Mr. Biden attended a union training center, the IBEW / NECA Electrical Training Center, where he was asked to make comments advocating that his $ 4 trillion business plan will create high paying union jobs.
The President will then travel to Mount St. Joseph University in Cincinnati, where he will attend the City Hall broadcast at 8:00 p.m. Eastern. Mr Biden will be asking questions about the impact of the $ 1.9 trillion economic aid bill he signed in March, White House officials said in Guidelines for Reporters, and the two legislative components of its broader economic agenda.
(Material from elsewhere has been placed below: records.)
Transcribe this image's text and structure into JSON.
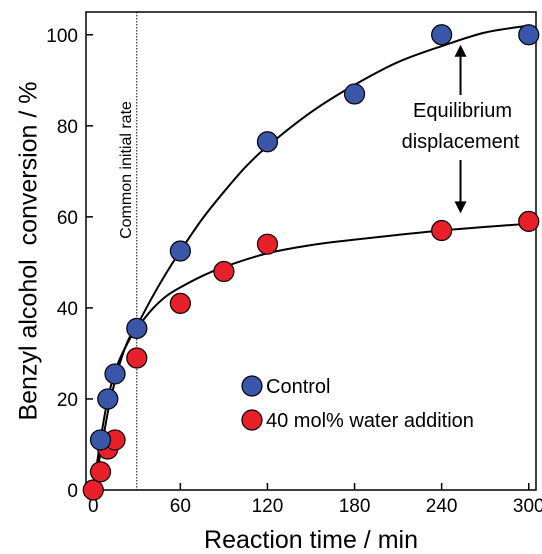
{
  "chart_data": {
    "type": "scatter",
    "xlabel": "Reaction time / min",
    "ylabel": "Benzyl alcohol  conversion / %",
    "xlim": [
      -5,
      305
    ],
    "ylim": [
      0,
      105
    ],
    "xticks": [
      0,
      60,
      120,
      180,
      240,
      300
    ],
    "yticks": [
      0,
      20,
      40,
      60,
      80,
      100
    ],
    "series": [
      {
        "name": "Control",
        "color": "#3a56a8",
        "x": [
          5,
          10,
          15,
          30,
          60,
          120,
          180,
          240,
          300
        ],
        "y": [
          11,
          20,
          25.5,
          35.5,
          52.5,
          76.5,
          87,
          100,
          100
        ],
        "fit": {
          "x": [
            0,
            5,
            10,
            15,
            20,
            30,
            40,
            50,
            60,
            75,
            90,
            105,
            120,
            150,
            180,
            210,
            240,
            270,
            300
          ],
          "y": [
            0,
            11,
            20,
            26,
            30,
            36,
            42,
            47.5,
            52.5,
            59.5,
            65.5,
            71,
            75.5,
            83,
            89,
            94,
            97.5,
            100.5,
            102
          ]
        }
      },
      {
        "name": "40 mol% water addition",
        "color": "#e8202a",
        "x": [
          0,
          5,
          10,
          15,
          30,
          60,
          90,
          120,
          240,
          300
        ],
        "y": [
          0,
          4,
          9,
          11,
          29,
          41,
          48,
          54,
          57,
          59
        ],
        "fit": {
          "x": [
            0,
            5,
            10,
            15,
            20,
            25,
            30,
            40,
            50,
            60,
            75,
            90,
            120,
            150,
            180,
            240,
            300
          ],
          "y": [
            0,
            8,
            17,
            24,
            29.5,
            33.5,
            35.5,
            39.5,
            42.5,
            44.5,
            47,
            49,
            52,
            53.8,
            55,
            57,
            58.5
          ]
        }
      }
    ],
    "vline": {
      "x": 30,
      "label": "Common initial rate"
    },
    "annotation": {
      "text_line1": "Equilibrium",
      "text_line2": "displacement",
      "x": 253,
      "y_top": 100,
      "y_bottom": 59
    },
    "legend": {
      "position": "bottom-right"
    },
    "grid": false
  }
}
These are the bipartisan agreement to spend nearly $ 600 billion on repairing and building physical infrastructure like bridges and broadband internet, and a $ 3.5 trillion budget plan that Senate Democrats will use to support Mr Biden’s plans adopt affordable housing to build carbon dioxide energy, expand home health care for elderly and disabled Americans, and more.
While Mr Biden flew to the Kentucky airport, which serves Cincinnati, the Senators were voting on a motion to evolve the bipartisan infrastructure framework that has not yet been finalized nearly a month after Mr Biden and the centrist lawmakers were introduced to the White House. The vote failed, so Senator Chuck Schumer of New York, the majority leader, has to call another vote next week in hopes of moving the deal forward.
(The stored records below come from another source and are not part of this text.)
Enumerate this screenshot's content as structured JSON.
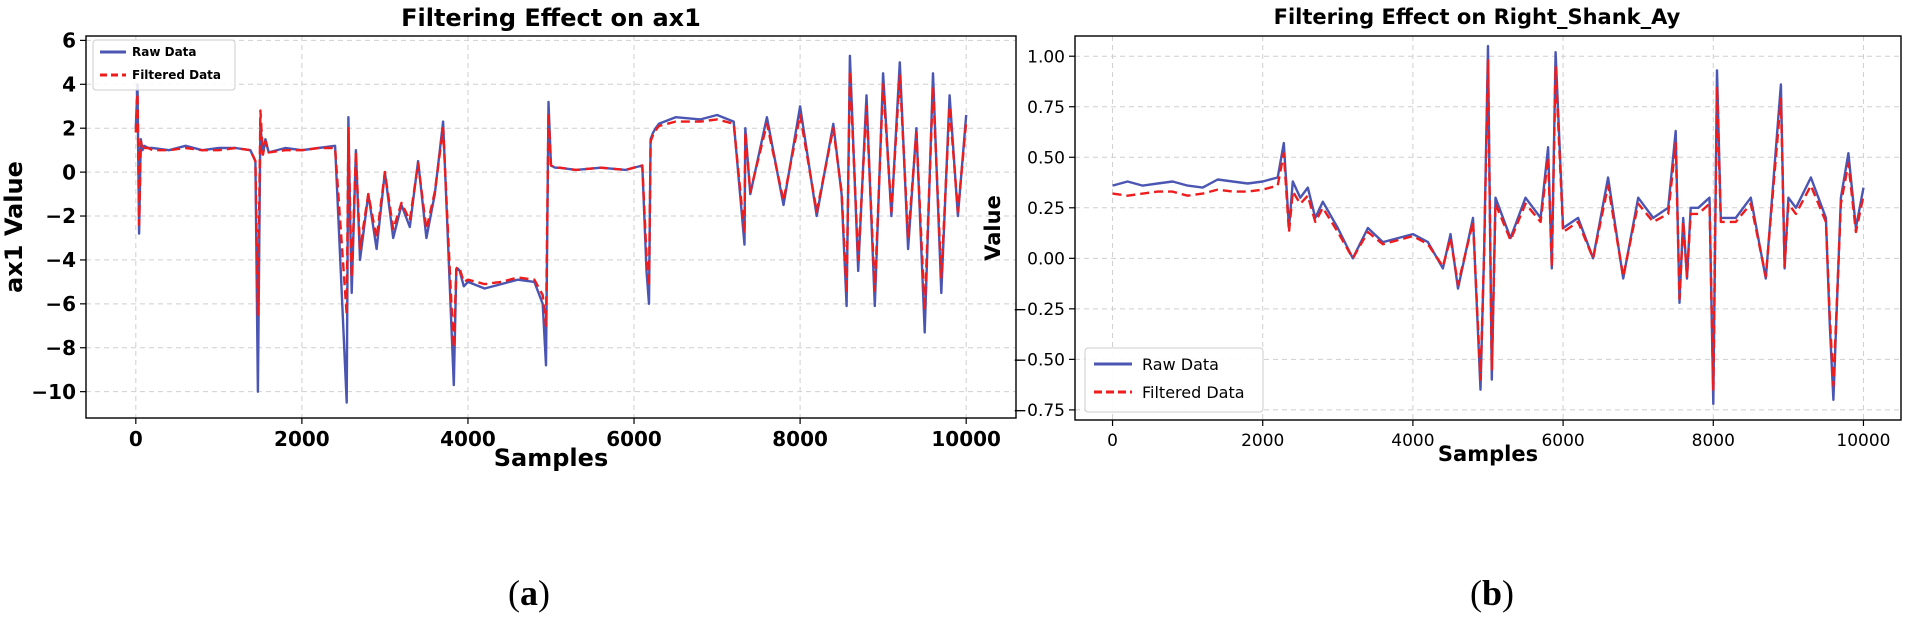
{
  "figure": {
    "captions": [
      {
        "open": "(",
        "letter": "a",
        "close": ")"
      },
      {
        "open": "(",
        "letter": "b",
        "close": ")"
      }
    ]
  },
  "chart_data": [
    {
      "type": "line",
      "title": "Filtering Effect on ax1",
      "xlabel": "Samples",
      "ylabel": "ax1 Value",
      "xlim": [
        -600,
        10600
      ],
      "ylim": [
        -11.2,
        6.2
      ],
      "xticks": [
        0,
        2000,
        4000,
        6000,
        8000,
        10000
      ],
      "yticks": [
        6,
        4,
        2,
        0,
        -2,
        -4,
        -6,
        -8,
        -10
      ],
      "grid": true,
      "legend_position": "upper-left",
      "series": [
        {
          "name": "Raw Data",
          "color": "#4b56b3",
          "style": "solid",
          "x": [
            0,
            20,
            40,
            60,
            80,
            100,
            150,
            200,
            400,
            600,
            800,
            1000,
            1200,
            1380,
            1440,
            1470,
            1500,
            1530,
            1560,
            1600,
            1800,
            2000,
            2200,
            2400,
            2540,
            2560,
            2580,
            2600,
            2650,
            2700,
            2800,
            2900,
            3000,
            3100,
            3200,
            3300,
            3400,
            3500,
            3600,
            3700,
            3800,
            3830,
            3860,
            3880,
            3900,
            3950,
            4000,
            4200,
            4400,
            4600,
            4800,
            4900,
            4940,
            4970,
            5000,
            5050,
            5100,
            5300,
            5600,
            5900,
            6100,
            6150,
            6180,
            6200,
            6230,
            6260,
            6300,
            6500,
            6800,
            7000,
            7200,
            7330,
            7340,
            7400,
            7600,
            7800,
            8000,
            8200,
            8400,
            8500,
            8560,
            8600,
            8700,
            8800,
            8900,
            9000,
            9100,
            9200,
            9300,
            9400,
            9500,
            9600,
            9700,
            9800,
            9900,
            10000
          ],
          "y": [
            2.0,
            4.0,
            -2.8,
            1.5,
            1.0,
            1.2,
            1.1,
            1.1,
            1.0,
            1.2,
            1.0,
            1.1,
            1.1,
            1.0,
            0.5,
            -10.0,
            2.2,
            0.8,
            1.5,
            0.9,
            1.1,
            1.0,
            1.1,
            1.2,
            -10.5,
            2.5,
            -2.0,
            -5.5,
            1.0,
            -4.0,
            -1.0,
            -3.5,
            0.0,
            -3.0,
            -1.5,
            -2.5,
            0.5,
            -3.0,
            -1.0,
            2.3,
            -7.0,
            -9.7,
            -4.5,
            -4.4,
            -4.5,
            -5.2,
            -5.0,
            -5.3,
            -5.1,
            -4.9,
            -5.0,
            -6.0,
            -8.8,
            3.2,
            0.3,
            0.2,
            0.2,
            0.1,
            0.2,
            0.1,
            0.3,
            -4.5,
            -6.0,
            1.5,
            1.8,
            2.0,
            2.2,
            2.5,
            2.4,
            2.6,
            2.3,
            -3.3,
            2.0,
            -1.0,
            2.5,
            -1.5,
            3.0,
            -2.0,
            2.2,
            -1.0,
            -6.1,
            5.3,
            -4.5,
            3.5,
            -6.1,
            4.5,
            -2.0,
            5.0,
            -3.5,
            2.0,
            -7.3,
            4.5,
            -5.5,
            3.5,
            -2.0,
            2.6
          ]
        },
        {
          "name": "Filtered Data",
          "color": "#ee1c1c",
          "style": "dashed",
          "x": [
            0,
            20,
            40,
            60,
            80,
            100,
            150,
            200,
            400,
            600,
            800,
            1000,
            1200,
            1380,
            1440,
            1470,
            1500,
            1530,
            1560,
            1600,
            1800,
            2000,
            2200,
            2400,
            2540,
            2560,
            2580,
            2600,
            2650,
            2700,
            2800,
            2900,
            3000,
            3100,
            3200,
            3300,
            3400,
            3500,
            3600,
            3700,
            3800,
            3830,
            3860,
            3880,
            3900,
            3950,
            4000,
            4200,
            4400,
            4600,
            4800,
            4900,
            4940,
            4970,
            5000,
            5050,
            5100,
            5300,
            5600,
            5900,
            6100,
            6150,
            6180,
            6200,
            6230,
            6260,
            6300,
            6500,
            6800,
            7000,
            7200,
            7330,
            7340,
            7400,
            7600,
            7800,
            8000,
            8200,
            8400,
            8500,
            8560,
            8600,
            8700,
            8800,
            8900,
            9000,
            9100,
            9200,
            9300,
            9400,
            9500,
            9600,
            9700,
            9800,
            9900,
            10000
          ],
          "y": [
            1.8,
            3.6,
            -2.4,
            1.4,
            1.0,
            1.1,
            1.1,
            1.0,
            1.0,
            1.1,
            1.0,
            1.0,
            1.1,
            1.0,
            0.5,
            -6.5,
            2.8,
            0.8,
            1.4,
            0.9,
            1.0,
            1.0,
            1.1,
            1.1,
            -6.5,
            2.0,
            -1.8,
            -4.8,
            0.9,
            -3.5,
            -1.0,
            -3.0,
            0.0,
            -2.6,
            -1.4,
            -2.2,
            0.4,
            -2.6,
            -0.9,
            2.0,
            -6.0,
            -8.0,
            -4.4,
            -4.3,
            -4.4,
            -5.0,
            -4.9,
            -5.1,
            -5.0,
            -4.8,
            -4.9,
            -5.6,
            -7.0,
            2.7,
            0.3,
            0.2,
            0.2,
            0.1,
            0.2,
            0.1,
            0.3,
            -3.8,
            -5.2,
            1.4,
            1.7,
            1.9,
            2.1,
            2.3,
            2.3,
            2.4,
            2.2,
            -2.8,
            1.8,
            -0.9,
            2.2,
            -1.3,
            2.6,
            -1.8,
            2.0,
            -0.9,
            -5.5,
            4.6,
            -4.0,
            3.0,
            -5.4,
            4.0,
            -1.8,
            4.4,
            -3.0,
            1.8,
            -6.3,
            3.9,
            -4.8,
            3.0,
            -1.8,
            2.3
          ]
        }
      ]
    },
    {
      "type": "line",
      "title": "Filtering Effect on Right_Shank_Ay",
      "xlabel": "Samples",
      "ylabel": "Value",
      "xlim": [
        -500,
        10500
      ],
      "ylim": [
        -0.8,
        1.1
      ],
      "xticks": [
        0,
        2000,
        4000,
        6000,
        8000,
        10000
      ],
      "yticks": [
        1.0,
        0.75,
        0.5,
        0.25,
        0.0,
        -0.25,
        -0.5,
        -0.75
      ],
      "grid": true,
      "legend_position": "lower-left",
      "series": [
        {
          "name": "Raw Data",
          "color": "#4b56b3",
          "style": "solid",
          "x": [
            0,
            200,
            400,
            600,
            800,
            1000,
            1200,
            1400,
            1600,
            1800,
            2000,
            2200,
            2280,
            2350,
            2400,
            2500,
            2600,
            2700,
            2800,
            3000,
            3200,
            3400,
            3600,
            3800,
            4000,
            4200,
            4400,
            4500,
            4600,
            4800,
            4900,
            4950,
            5000,
            5050,
            5100,
            5300,
            5500,
            5700,
            5800,
            5850,
            5900,
            6000,
            6200,
            6400,
            6600,
            6800,
            7000,
            7200,
            7400,
            7500,
            7550,
            7600,
            7650,
            7700,
            7800,
            7950,
            8000,
            8050,
            8100,
            8300,
            8500,
            8700,
            8900,
            8950,
            9000,
            9100,
            9300,
            9500,
            9550,
            9600,
            9700,
            9800,
            9900,
            10000
          ],
          "y": [
            0.36,
            0.38,
            0.36,
            0.37,
            0.38,
            0.36,
            0.35,
            0.39,
            0.38,
            0.37,
            0.38,
            0.4,
            0.57,
            0.15,
            0.38,
            0.3,
            0.35,
            0.2,
            0.28,
            0.15,
            0.0,
            0.15,
            0.08,
            0.1,
            0.12,
            0.08,
            -0.05,
            0.12,
            -0.15,
            0.2,
            -0.65,
            0.05,
            1.05,
            -0.6,
            0.3,
            0.1,
            0.3,
            0.2,
            0.55,
            -0.05,
            1.02,
            0.15,
            0.2,
            0.0,
            0.4,
            -0.1,
            0.3,
            0.2,
            0.25,
            0.63,
            -0.22,
            0.2,
            -0.1,
            0.25,
            0.25,
            0.3,
            -0.72,
            0.93,
            0.2,
            0.2,
            0.3,
            -0.1,
            0.86,
            -0.05,
            0.3,
            0.25,
            0.4,
            0.2,
            -0.32,
            -0.7,
            0.3,
            0.52,
            0.15,
            0.35
          ]
        },
        {
          "name": "Filtered Data",
          "color": "#ee1c1c",
          "style": "dashed",
          "x": [
            0,
            200,
            400,
            600,
            800,
            1000,
            1200,
            1400,
            1600,
            1800,
            2000,
            2200,
            2280,
            2350,
            2400,
            2500,
            2600,
            2700,
            2800,
            3000,
            3200,
            3400,
            3600,
            3800,
            4000,
            4200,
            4400,
            4500,
            4600,
            4800,
            4900,
            4950,
            5000,
            5050,
            5100,
            5300,
            5500,
            5700,
            5800,
            5850,
            5900,
            6000,
            6200,
            6400,
            6600,
            6800,
            7000,
            7200,
            7400,
            7500,
            7550,
            7600,
            7650,
            7700,
            7800,
            7950,
            8000,
            8050,
            8100,
            8300,
            8500,
            8700,
            8900,
            8950,
            9000,
            9100,
            9300,
            9500,
            9550,
            9600,
            9700,
            9800,
            9900,
            10000
          ],
          "y": [
            0.32,
            0.31,
            0.32,
            0.33,
            0.33,
            0.31,
            0.32,
            0.34,
            0.33,
            0.33,
            0.34,
            0.36,
            0.52,
            0.13,
            0.33,
            0.27,
            0.31,
            0.18,
            0.25,
            0.13,
            0.0,
            0.13,
            0.07,
            0.09,
            0.11,
            0.07,
            -0.04,
            0.1,
            -0.13,
            0.18,
            -0.6,
            0.04,
            0.98,
            -0.55,
            0.27,
            0.09,
            0.27,
            0.18,
            0.5,
            -0.04,
            0.95,
            0.13,
            0.18,
            0.0,
            0.36,
            -0.09,
            0.27,
            0.18,
            0.22,
            0.57,
            -0.2,
            0.18,
            -0.09,
            0.22,
            0.22,
            0.27,
            -0.65,
            0.85,
            0.18,
            0.18,
            0.27,
            -0.09,
            0.79,
            -0.04,
            0.27,
            0.22,
            0.36,
            0.18,
            -0.28,
            -0.63,
            0.27,
            0.47,
            0.13,
            0.31
          ]
        }
      ]
    }
  ]
}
Government officials have started negotiations with Republicans and Democrats in the past few days to finalize the deal, including paying the expenses in full. While these talks continue, White House officials have made it clear in recent days that they support Schumer’s attempts to enforce the law on Wednesday.
“We understand this is a legislative process and it is ongoing,” White House press secretary Jen Psaki said on her way to Cincinnati on Wednesday. She said the government had been encouraged by a bipartisan statement from Senate negotiators that a final settlement was within reach.
“We are encouraged by the progress and grateful to the Democrats and Republicans involved,” said Ms. Psaki.